Outre qu’il n’est pas nécessaire d’être croyant pour avoir « un engagement porté par l’espérance »[ quelle insulte !…],eh oui, Mr Sarkozy, à l’école, on cherche l’émancipation par l’instruction, la réflexion, l’épanouissement personnel, alors que les religions cherchent la soumission et l’absence de toute contestation. A l’école, même si on est homo, on ne reçoit pas de coups de bâton, à l’école, il n’y a pas de « peuple déicide », il n’y a pas de blasphème, il n’y a pas de « chiens d’infidèles ». A l’école de la République, le communautarisme n’a pas sa place et on y enseigne que, citoyens et citoyennes, les droits et les devoirs sont les mêmes pour tous ! Par contre, à l’école, il y a des enseignants qui sacrifient une bonne partie de leur vie pour leurs élèves, sans jamais les exclure, sans jamais faire de différence. A l’ école publique, Il y a un regard laïque sur les religions qui constitue un des enjeux les plus importants de cette Loi de 1905,« un enseignement scolaire loin de la catéchèse, indispensable à la compréhension de la littérature,des arts plastiques, de la philosophie et de l’histoire ».(3)
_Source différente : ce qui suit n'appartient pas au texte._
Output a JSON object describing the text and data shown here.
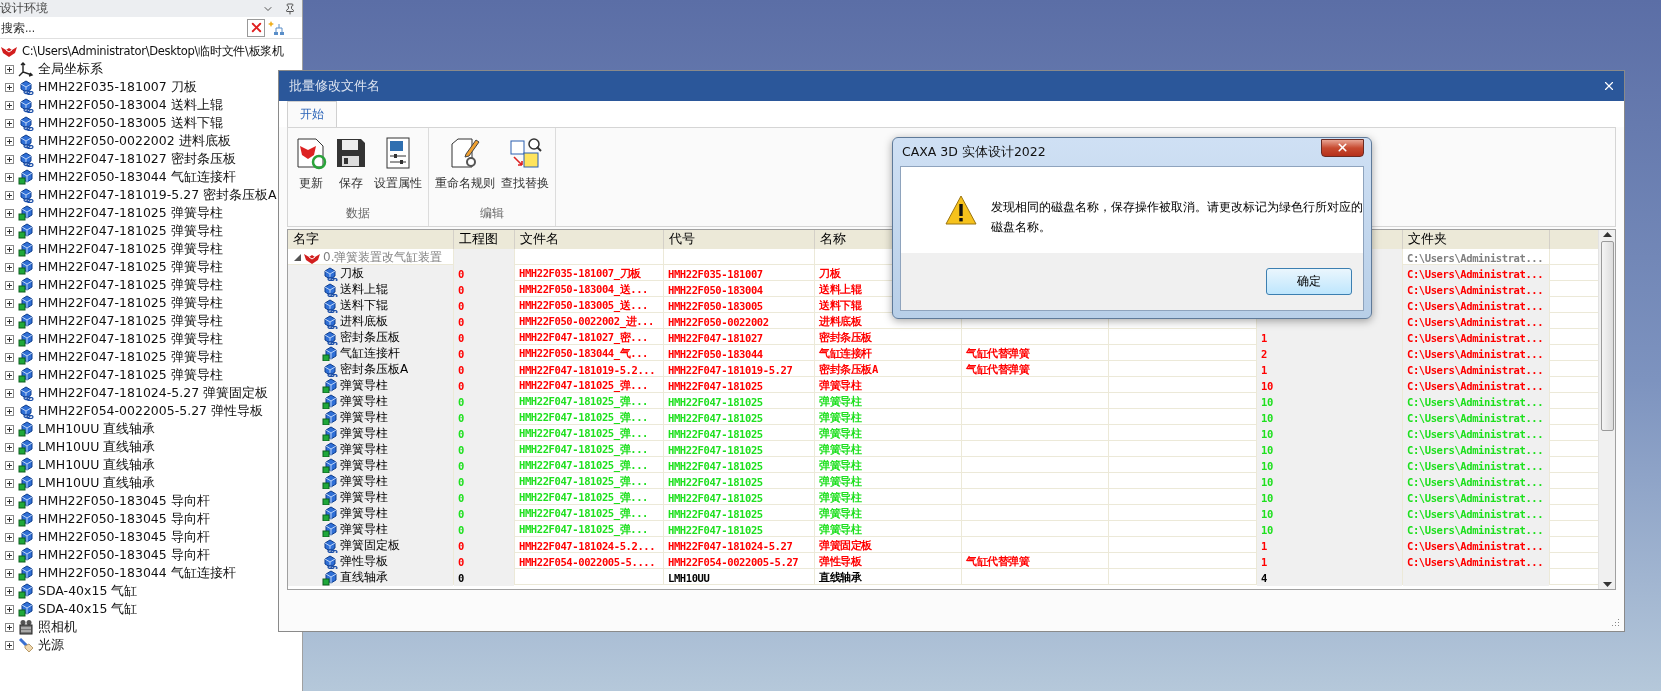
{
  "design_panel": {
    "title": "设计环境",
    "search": {
      "placeholder": "搜索..."
    },
    "tree": {
      "label": "C:\\Users\\Administrator\\Desktop\\临时文件\\板浆机",
      "kind": "assembly",
      "children": [
        {
          "label": "全局坐标系",
          "kind": "axes",
          "expanded": false
        },
        {
          "label": "HMH22F035-181007 刀板",
          "kind": "linked",
          "expanded": false
        },
        {
          "label": "HMH22F050-183004 送料上辊",
          "kind": "linked",
          "expanded": false
        },
        {
          "label": "HMH22F050-183005 送料下辊",
          "kind": "linked",
          "expanded": false
        },
        {
          "label": "HMH22F050-0022002 进料底板",
          "kind": "linked",
          "expanded": false
        },
        {
          "label": "HMH22F047-181027 密封条压板",
          "kind": "linked",
          "expanded": false
        },
        {
          "label": "HMH22F050-183044 气缸连接杆",
          "kind": "part",
          "expanded": false
        },
        {
          "label": "HMH22F047-181019-5.27 密封条压板A",
          "kind": "linked",
          "expanded": false
        },
        {
          "label": "HMH22F047-181025 弹簧导柱",
          "kind": "part",
          "expanded": false
        },
        {
          "label": "HMH22F047-181025 弹簧导柱",
          "kind": "part",
          "expanded": false
        },
        {
          "label": "HMH22F047-181025 弹簧导柱",
          "kind": "part",
          "expanded": false
        },
        {
          "label": "HMH22F047-181025 弹簧导柱",
          "kind": "part",
          "expanded": false
        },
        {
          "label": "HMH22F047-181025 弹簧导柱",
          "kind": "part",
          "expanded": false
        },
        {
          "label": "HMH22F047-181025 弹簧导柱",
          "kind": "part",
          "expanded": false
        },
        {
          "label": "HMH22F047-181025 弹簧导柱",
          "kind": "part",
          "expanded": false
        },
        {
          "label": "HMH22F047-181025 弹簧导柱",
          "kind": "part",
          "expanded": false
        },
        {
          "label": "HMH22F047-181025 弹簧导柱",
          "kind": "part",
          "expanded": false
        },
        {
          "label": "HMH22F047-181025 弹簧导柱",
          "kind": "part",
          "expanded": false
        },
        {
          "label": "HMH22F047-181024-5.27 弹簧固定板",
          "kind": "linked",
          "expanded": false
        },
        {
          "label": "HMH22F054-0022005-5.27 弹性导板",
          "kind": "linked",
          "expanded": false
        },
        {
          "label": "LMH10UU 直线轴承",
          "kind": "part",
          "expanded": false
        },
        {
          "label": "LMH10UU 直线轴承",
          "kind": "part",
          "expanded": false
        },
        {
          "label": "LMH10UU 直线轴承",
          "kind": "part",
          "expanded": false
        },
        {
          "label": "LMH10UU 直线轴承",
          "kind": "part",
          "expanded": false
        },
        {
          "label": "HMH22F050-183045 导向杆",
          "kind": "part",
          "expanded": false
        },
        {
          "label": "HMH22F050-183045 导向杆",
          "kind": "part",
          "expanded": false
        },
        {
          "label": "HMH22F050-183045 导向杆",
          "kind": "part",
          "expanded": false
        },
        {
          "label": "HMH22F050-183045 导向杆",
          "kind": "part",
          "expanded": false
        },
        {
          "label": "HMH22F050-183044 气缸连接杆",
          "kind": "part",
          "expanded": false
        },
        {
          "label": "SDA-40x15 气缸",
          "kind": "part",
          "expanded": false
        },
        {
          "label": "SDA-40x15 气缸",
          "kind": "part",
          "expanded": false
        },
        {
          "label": "照相机",
          "kind": "camera",
          "expanded": false
        },
        {
          "label": "光源",
          "kind": "light",
          "expanded": false
        }
      ]
    }
  },
  "dialog": {
    "title": "批量修改文件名",
    "tabs": [
      {
        "label": "开始",
        "selected": true
      }
    ],
    "groups": [
      {
        "label": "数据",
        "buttons": [
          {
            "label": "更新",
            "kind": "update"
          },
          {
            "label": "保存",
            "kind": "save"
          },
          {
            "label": "设置属性",
            "kind": "properties"
          }
        ]
      },
      {
        "label": "编辑",
        "buttons": [
          {
            "label": "重命名规则",
            "kind": "rename"
          },
          {
            "label": "查找替换",
            "kind": "find"
          }
        ]
      }
    ],
    "table": {
      "columns": [
        {
          "label": "名字"
        },
        {
          "label": "工程图"
        },
        {
          "label": "文件名"
        },
        {
          "label": "代号"
        },
        {
          "label": "名称"
        },
        {},
        {},
        {},
        {
          "label": "文件夹"
        }
      ],
      "rows": [
        {
          "name": "0.弹簧装置改气缸装置",
          "kind": "assembly",
          "expanded": true,
          "color": "#808080",
          "folder": "C:\\Users\\Administrat...",
          "children": [
            {
              "name": "刀板",
              "kind": "linked",
              "color": "#ff0000",
              "drawing": "0",
              "file_name": "HMH22F035-181007_刀板",
              "code": "HMH22F035-181007",
              "title": "刀板",
              "folder": "C:\\Users\\Administrat..."
            },
            {
              "name": "送料上辊",
              "kind": "linked",
              "color": "#ff0000",
              "drawing": "0",
              "file_name": "HMH22F050-183004_送...",
              "code": "HMH22F050-183004",
              "title": "送料上辊",
              "folder": "C:\\Users\\Administrat..."
            },
            {
              "name": "送料下辊",
              "kind": "linked",
              "color": "#ff0000",
              "drawing": "0",
              "file_name": "HMH22F050-183005_送...",
              "code": "HMH22F050-183005",
              "title": "送料下辊",
              "folder": "C:\\Users\\Administrat..."
            },
            {
              "name": "进料底板",
              "kind": "linked",
              "color": "#ff0000",
              "drawing": "0",
              "file_name": "HMH22F050-0022002_进...",
              "code": "HMH22F050-0022002",
              "title": "进料底板",
              "folder": "C:\\Users\\Administrat..."
            },
            {
              "name": "密封条压板",
              "kind": "linked",
              "color": "#ff0000",
              "drawing": "0",
              "file_name": "HMH22F047-181027_密...",
              "code": "HMH22F047-181027",
              "title": "密封条压板",
              "column_8": "1",
              "folder": "C:\\Users\\Administrat..."
            },
            {
              "name": "气缸连接杆",
              "kind": "part",
              "color": "#ff0000",
              "drawing": "0",
              "file_name": "HMH22F050-183044_气...",
              "code": "HMH22F050-183044",
              "title": "气缸连接杆",
              "column_6": "气缸代替弹簧",
              "column_8": "2",
              "folder": "C:\\Users\\Administrat..."
            },
            {
              "name": "密封条压板A",
              "kind": "linked",
              "color": "#ff0000",
              "drawing": "0",
              "file_name": "HMH22F047-181019-5.2...",
              "code": "HMH22F047-181019-5.27",
              "title": "密封条压板A",
              "column_6": "气缸代替弹簧",
              "column_8": "1",
              "folder": "C:\\Users\\Administrat..."
            },
            {
              "name": "弹簧导柱",
              "kind": "part",
              "color": "#ff0000",
              "drawing": "0",
              "file_name": "HMH22F047-181025_弹...",
              "code": "HMH22F047-181025",
              "title": "弹簧导柱",
              "column_8": "10",
              "folder": "C:\\Users\\Administrat..."
            },
            {
              "name": "弹簧导柱",
              "kind": "part",
              "color": "#1ee01e",
              "drawing": "0",
              "file_name": "HMH22F047-181025_弹...",
              "code": "HMH22F047-181025",
              "title": "弹簧导柱",
              "column_8": "10",
              "folder": "C:\\Users\\Administrat..."
            },
            {
              "name": "弹簧导柱",
              "kind": "part",
              "color": "#1ee01e",
              "drawing": "0",
              "file_name": "HMH22F047-181025_弹...",
              "code": "HMH22F047-181025",
              "title": "弹簧导柱",
              "column_8": "10",
              "folder": "C:\\Users\\Administrat..."
            },
            {
              "name": "弹簧导柱",
              "kind": "part",
              "color": "#1ee01e",
              "drawing": "0",
              "file_name": "HMH22F047-181025_弹...",
              "code": "HMH22F047-181025",
              "title": "弹簧导柱",
              "column_8": "10",
              "folder": "C:\\Users\\Administrat..."
            },
            {
              "name": "弹簧导柱",
              "kind": "part",
              "color": "#1ee01e",
              "drawing": "0",
              "file_name": "HMH22F047-181025_弹...",
              "code": "HMH22F047-181025",
              "title": "弹簧导柱",
              "column_8": "10",
              "folder": "C:\\Users\\Administrat..."
            },
            {
              "name": "弹簧导柱",
              "kind": "part",
              "color": "#1ee01e",
              "drawing": "0",
              "file_name": "HMH22F047-181025_弹...",
              "code": "HMH22F047-181025",
              "title": "弹簧导柱",
              "column_8": "10",
              "folder": "C:\\Users\\Administrat..."
            },
            {
              "name": "弹簧导柱",
              "kind": "part",
              "color": "#1ee01e",
              "drawing": "0",
              "file_name": "HMH22F047-181025_弹...",
              "code": "HMH22F047-181025",
              "title": "弹簧导柱",
              "column_8": "10",
              "folder": "C:\\Users\\Administrat..."
            },
            {
              "name": "弹簧导柱",
              "kind": "part",
              "color": "#1ee01e",
              "drawing": "0",
              "file_name": "HMH22F047-181025_弹...",
              "code": "HMH22F047-181025",
              "title": "弹簧导柱",
              "column_8": "10",
              "folder": "C:\\Users\\Administrat..."
            },
            {
              "name": "弹簧导柱",
              "kind": "part",
              "color": "#1ee01e",
              "drawing": "0",
              "file_name": "HMH22F047-181025_弹...",
              "code": "HMH22F047-181025",
              "title": "弹簧导柱",
              "column_8": "10",
              "folder": "C:\\Users\\Administrat..."
            },
            {
              "name": "弹簧导柱",
              "kind": "part",
              "color": "#1ee01e",
              "drawing": "0",
              "file_name": "HMH22F047-181025_弹...",
              "code": "HMH22F047-181025",
              "title": "弹簧导柱",
              "column_8": "10",
              "folder": "C:\\Users\\Administrat..."
            },
            {
              "name": "弹簧固定板",
              "kind": "linked",
              "color": "#ff0000",
              "drawing": "0",
              "file_name": "HMH22F047-181024-5.2...",
              "code": "HMH22F047-181024-5.27",
              "title": "弹簧固定板",
              "column_8": "1",
              "folder": "C:\\Users\\Administrat..."
            },
            {
              "name": "弹性导板",
              "kind": "linked",
              "color": "#ff0000",
              "drawing": "0",
              "file_name": "HMH22F054-0022005-5....",
              "code": "HMH22F054-0022005-5.27",
              "title": "弹性导板",
              "column_6": "气缸代替弹簧",
              "column_8": "1",
              "folder": "C:\\Users\\Administrat..."
            },
            {
              "name": "直线轴承",
              "kind": "part",
              "color": "#000000",
              "drawing": "0",
              "code": "LMH10UU",
              "title": "直线轴承",
              "column_8": "4"
            }
          ]
        }
      ]
    },
    "message_box": {
      "title": "CAXA 3D 实体设计2022",
      "message": "发现相同的磁盘名称，保存操作被取消。请更改标记为绿色行所对应的磁盘名称。",
      "buttons": [
        "确定"
      ]
    }
  }
}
Notre modèle républicain n’est pas seulement le produit de l’histoire : il est aussi, et peut-être d’abord, le produit de la pensée. Sa constitution a nécessité un travail théorique d’une très grande envergure. Ainsi, la laïcité n’est pas un principe autonome par rapport au modèle républicain, qu’il viendrait compléter, en quelque sorte, de l’extérieur, en lui donnant son « supplément d’âme », il en est l’élément constitutif. Pour Jaurès, émancipation des consciences et émancipation sociale vont de pair, dans la perspective d’un dépassement du capitalisme. Céder sur ce principe n’a rien d’anodin, cela revient à défaire le modèle tout entier.

Emmanuelle Gaziello

(1) « ça suffit ! » Dounia Bouzar Ed. Denoël , 125 pages.Mai 2005

(2)Conformément à ce qu’il écrivait déjà dans son livre, La République, les religions et l’Espérance (Cerf), en 2004.

(3)PCF :La laïcité au cœur des enjeux sociaux et sociétaux. http://www.pcf.fr/spip.php ?article474

encadré 1 :

Le Canard Enchainé est venu « troubler » la fête !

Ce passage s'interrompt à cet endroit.